Reading online newsclipping this morning, I clicked on a business article
Google News clipped for me and found nothing but the subject entry at the
top. Since I'm still recovering from virus attack to my main machine, I'm
parinoid. Can anyone tell me what this is? Do I have anything to worry
about? My Symantic SystemWorks suit of programs is running full force and
gave me no signal.

jaygreg wrote:
Web errors are spooky!

Huh? A properly flattened and rebuilt system shouldn't exhibit such
behaviour.

Why should it do so?

Response too criptic. What is the implication of a message that reads
"Cwings was here?"


"Sebastian Gottschalk" <seppi@seppig.de> wrote in message
news:4gskj5F1ohb0lU1@news.dfncis.de...

jaygreg wrote:
That either some malicious guy or an incompetent administrator fucked up
something.

Maybe it's also Symantec SystemWorks randomly fucking up everything,
just as it's supposed to do.

"jaygreg" <jaygreg90@hotmail.com> writes:

Well I gotta say that your original post wasn't really a hallmark of
clarity. #include <glasshouses.h> and all.

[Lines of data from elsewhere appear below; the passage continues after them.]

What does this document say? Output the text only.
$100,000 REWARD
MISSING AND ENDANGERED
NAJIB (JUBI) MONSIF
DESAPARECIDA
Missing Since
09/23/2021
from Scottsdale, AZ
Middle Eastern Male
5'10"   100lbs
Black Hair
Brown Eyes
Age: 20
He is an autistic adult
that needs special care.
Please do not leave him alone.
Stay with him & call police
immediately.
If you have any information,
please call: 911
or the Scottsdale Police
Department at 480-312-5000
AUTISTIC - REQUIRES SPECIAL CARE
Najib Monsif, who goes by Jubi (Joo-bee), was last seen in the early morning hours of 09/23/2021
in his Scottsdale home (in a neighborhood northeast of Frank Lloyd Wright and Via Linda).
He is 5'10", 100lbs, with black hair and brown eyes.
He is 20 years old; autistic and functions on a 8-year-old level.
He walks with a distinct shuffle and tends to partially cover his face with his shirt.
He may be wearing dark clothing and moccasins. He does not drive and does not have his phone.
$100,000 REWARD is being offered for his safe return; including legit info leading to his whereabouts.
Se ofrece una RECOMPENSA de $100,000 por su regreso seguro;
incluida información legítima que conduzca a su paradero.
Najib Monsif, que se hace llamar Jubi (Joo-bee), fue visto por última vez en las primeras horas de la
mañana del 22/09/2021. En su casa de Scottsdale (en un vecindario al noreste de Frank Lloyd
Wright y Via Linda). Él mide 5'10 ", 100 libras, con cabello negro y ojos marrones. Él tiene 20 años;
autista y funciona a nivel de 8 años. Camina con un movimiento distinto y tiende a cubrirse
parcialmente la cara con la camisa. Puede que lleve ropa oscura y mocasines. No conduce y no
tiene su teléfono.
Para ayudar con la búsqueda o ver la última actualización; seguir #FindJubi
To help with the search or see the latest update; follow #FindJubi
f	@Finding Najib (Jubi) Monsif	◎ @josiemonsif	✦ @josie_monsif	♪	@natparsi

But on a more helpful note, I think what Sebastian was emphasizing is
that the only proper way to recover from a malware infection is to
reformat the drive and reinstall from original media. Doing anything
less leaves the door open to your still being owned.

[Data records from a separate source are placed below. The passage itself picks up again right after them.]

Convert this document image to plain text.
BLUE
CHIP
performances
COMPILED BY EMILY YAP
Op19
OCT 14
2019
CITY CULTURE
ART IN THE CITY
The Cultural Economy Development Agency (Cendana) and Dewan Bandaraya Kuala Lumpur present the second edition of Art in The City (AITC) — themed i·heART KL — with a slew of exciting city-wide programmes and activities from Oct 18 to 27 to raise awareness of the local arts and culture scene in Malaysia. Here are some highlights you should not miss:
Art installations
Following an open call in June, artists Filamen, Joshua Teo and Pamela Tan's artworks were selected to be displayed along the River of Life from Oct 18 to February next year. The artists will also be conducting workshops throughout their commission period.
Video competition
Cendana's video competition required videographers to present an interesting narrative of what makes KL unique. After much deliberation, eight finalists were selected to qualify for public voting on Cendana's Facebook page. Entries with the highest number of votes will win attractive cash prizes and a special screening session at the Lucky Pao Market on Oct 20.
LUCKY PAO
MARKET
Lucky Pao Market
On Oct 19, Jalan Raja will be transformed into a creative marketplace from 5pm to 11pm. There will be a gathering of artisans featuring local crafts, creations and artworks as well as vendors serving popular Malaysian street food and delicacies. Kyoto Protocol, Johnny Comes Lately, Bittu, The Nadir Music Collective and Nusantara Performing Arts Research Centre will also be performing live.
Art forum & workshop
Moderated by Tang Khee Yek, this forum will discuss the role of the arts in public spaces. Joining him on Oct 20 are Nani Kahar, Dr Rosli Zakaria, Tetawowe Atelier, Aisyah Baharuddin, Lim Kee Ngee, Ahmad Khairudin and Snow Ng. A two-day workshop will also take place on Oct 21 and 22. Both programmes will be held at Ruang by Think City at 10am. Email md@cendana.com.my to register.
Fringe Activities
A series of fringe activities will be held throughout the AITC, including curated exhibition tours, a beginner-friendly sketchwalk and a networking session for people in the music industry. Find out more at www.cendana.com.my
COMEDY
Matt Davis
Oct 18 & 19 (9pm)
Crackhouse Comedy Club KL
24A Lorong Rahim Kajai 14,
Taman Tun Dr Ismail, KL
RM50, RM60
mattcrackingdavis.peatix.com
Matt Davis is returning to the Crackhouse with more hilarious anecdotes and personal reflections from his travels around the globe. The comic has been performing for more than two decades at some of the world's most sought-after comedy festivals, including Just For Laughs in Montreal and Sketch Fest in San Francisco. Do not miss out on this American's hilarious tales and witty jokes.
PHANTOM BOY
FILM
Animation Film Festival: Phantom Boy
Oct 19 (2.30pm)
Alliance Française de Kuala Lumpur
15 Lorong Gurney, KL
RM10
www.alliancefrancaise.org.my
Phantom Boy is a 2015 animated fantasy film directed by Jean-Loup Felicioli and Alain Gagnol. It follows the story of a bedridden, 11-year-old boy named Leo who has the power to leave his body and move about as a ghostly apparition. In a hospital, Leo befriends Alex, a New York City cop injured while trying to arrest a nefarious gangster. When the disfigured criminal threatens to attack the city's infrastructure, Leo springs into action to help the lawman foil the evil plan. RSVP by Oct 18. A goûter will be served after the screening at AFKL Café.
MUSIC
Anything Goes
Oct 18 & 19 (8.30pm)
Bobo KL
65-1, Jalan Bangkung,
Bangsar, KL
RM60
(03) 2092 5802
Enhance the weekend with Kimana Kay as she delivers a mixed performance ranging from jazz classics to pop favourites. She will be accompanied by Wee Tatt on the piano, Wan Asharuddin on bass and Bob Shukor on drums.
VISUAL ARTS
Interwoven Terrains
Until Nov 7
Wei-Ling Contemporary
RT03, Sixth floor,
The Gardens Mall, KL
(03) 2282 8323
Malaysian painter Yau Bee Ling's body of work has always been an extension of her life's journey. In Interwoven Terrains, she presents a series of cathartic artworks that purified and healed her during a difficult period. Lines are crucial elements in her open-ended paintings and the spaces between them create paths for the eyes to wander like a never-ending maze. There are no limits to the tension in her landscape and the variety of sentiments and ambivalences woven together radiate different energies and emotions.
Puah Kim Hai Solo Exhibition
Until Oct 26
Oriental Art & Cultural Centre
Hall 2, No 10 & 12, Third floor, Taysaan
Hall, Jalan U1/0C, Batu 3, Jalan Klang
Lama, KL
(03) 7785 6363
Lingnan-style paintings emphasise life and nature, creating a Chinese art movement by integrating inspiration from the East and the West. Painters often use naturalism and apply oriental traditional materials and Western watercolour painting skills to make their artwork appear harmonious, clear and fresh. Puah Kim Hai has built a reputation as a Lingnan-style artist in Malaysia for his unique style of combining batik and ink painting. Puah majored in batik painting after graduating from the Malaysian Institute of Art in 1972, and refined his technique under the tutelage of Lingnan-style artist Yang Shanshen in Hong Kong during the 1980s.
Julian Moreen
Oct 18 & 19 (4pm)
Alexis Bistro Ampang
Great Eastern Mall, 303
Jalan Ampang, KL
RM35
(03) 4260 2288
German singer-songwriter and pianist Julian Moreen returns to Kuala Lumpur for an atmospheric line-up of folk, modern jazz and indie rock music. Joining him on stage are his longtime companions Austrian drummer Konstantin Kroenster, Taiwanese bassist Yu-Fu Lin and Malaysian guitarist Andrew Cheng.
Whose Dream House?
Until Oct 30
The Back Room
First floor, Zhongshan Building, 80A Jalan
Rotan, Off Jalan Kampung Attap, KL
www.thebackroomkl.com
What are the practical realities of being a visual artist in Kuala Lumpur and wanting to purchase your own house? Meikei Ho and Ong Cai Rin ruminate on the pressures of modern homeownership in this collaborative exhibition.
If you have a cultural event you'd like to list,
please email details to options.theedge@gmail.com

"Cwings was here," depending on where you saw it may indicate a
website was defaced. It could mean you're still owned. It's hard to
tell with what you've described which. If it was a specific site you
visited, if you post the URL perhaps others can help you distinguish
as to whether the message you saw was indicative of a web site being
defaced, or your own machine still having malware on it.


If you're worried about your machine, do the right thing and reformat
your drive, and reinstall your OS and apps from original media, apply
all security updates from behind a very tightly configured hardware
firewall, and go from there.

Best Regards,
--
Todd H.
http://www.toddh.net/

Todd H. wrote:

Nitpick: With the pretty unjustified assumption that you carefully
utilized least privilege users, the damage is limited to the user's
account and all his files.

Sebastian Gottschalk <seppi@seppig.de> writes:

Yeah, pretty unjustified assumption indeed. Especially give the
original poster's headers:
X-Newsreader: Microsoft Outlook Express 6.00.2800.1409

On that OS, an attacker owns a user and then can typically DLL inject
their way to Admin without much added effort.

--
Todd H.
http://www.toddh.net/

Todd H. wrote:
DLL inject? Pretty unlikely, as it requires admin rights in first place
- did you mean DLL redirection? More likely he will misuse wrong ACLs on
system services, or generally send arbitrary keystrokes whenever a CMD
shell with admin rights is invoked.

Sebastian Gottschalk <seppi@seppig.de> writes:
pwdump2 uses dll injection according to the authors of the program in
the readme. Wanna call it redirection instead, go nuts. The attack
piggybacks off the lsass process, yes. It does not require the user
who attacks this way to have admin rights. The bad guys get the
password hashes, they crack the password hashes quickly with rainbow
tables and voila, administrator accesss.

I left at word misspelled for ya if you'd like to point that out in
your next followup.

Best Regards,
--
Todd H.
http://www.toddh.net/

Todd H. wrote:

pwdump2 doesn't work as non-admin.

Would you please utilize Google if the terminology isn't clear to you?

It does, it does.

Too bad that rainbow tables don't work against NTLM hashes. And if
you've got an LM hash, you're pissed off anyway.